Photo Opportunity’ is similarly out-of-kilter for their conventional repertoire. An acoustic guitar, playing an uncomfortable vaudevillian rhythm accompanies Isaac, bashfully stepping forward, asking quietly, “Hello, what are you trying to do to me?” It’s the obligatory attack on the media vultures that encircle the famous; every artist, beyond a certain point, feels the need to retaliate against them. Like a macabre carousel, round and round you go, until the chorus hits like a torrential downpour, the speed throws you from your horse, and Slaves, the ringmaster of this circus, is screaming bloody murder in your face.

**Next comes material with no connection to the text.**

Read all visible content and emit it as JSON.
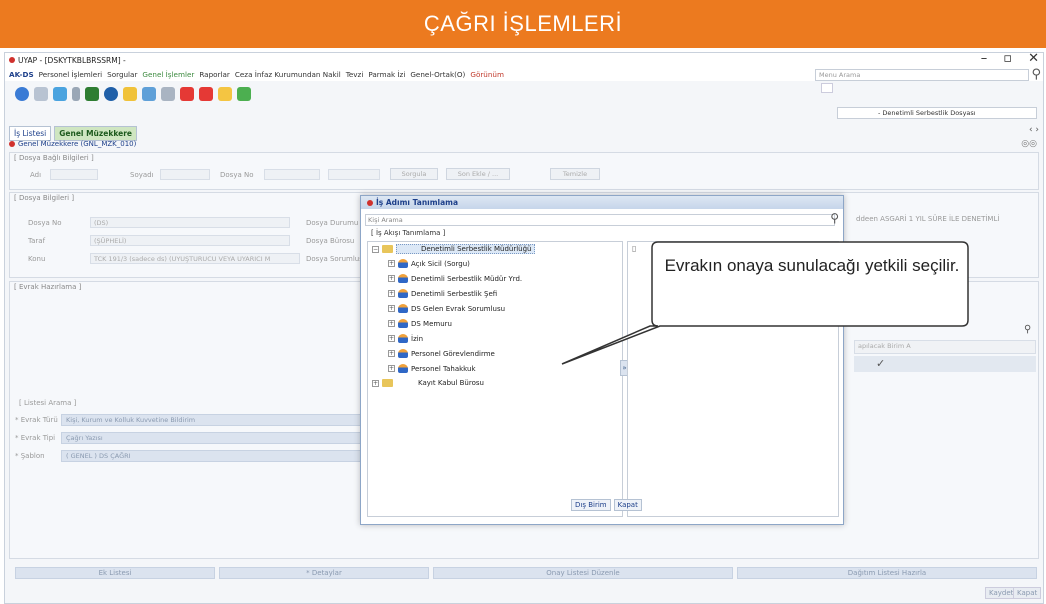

Just when you think you’ve got Slaves pinned down, in Acts of Fear and Love, they’ve stripped themselves of their platitudes and run brazenly in the opposite direction. A bitter pill to swallow, perhaps, for fans who worship their previously anthemic, but conceptually stunted work; what Acts of Fear and Love lacks in catchiness, it compensates with original design. The final track of the same name profits from Slaves’ innate menace, with spoken-word verses charged with a stealth that is effective two-fold without the need for noise. This record is demonstrative of the fact that Slaves are more than one-trick ponies. They show glorious inconsistency, with almost every track illuminating a new side to the duo that is jarring in just the right way. ‘All talk, no trousers; all bark, no bite’: a perception Slaves have more than seen off – but until their versatility on Acts of Fear and Love melds with the snap of their previous albums, Slaves are far from done.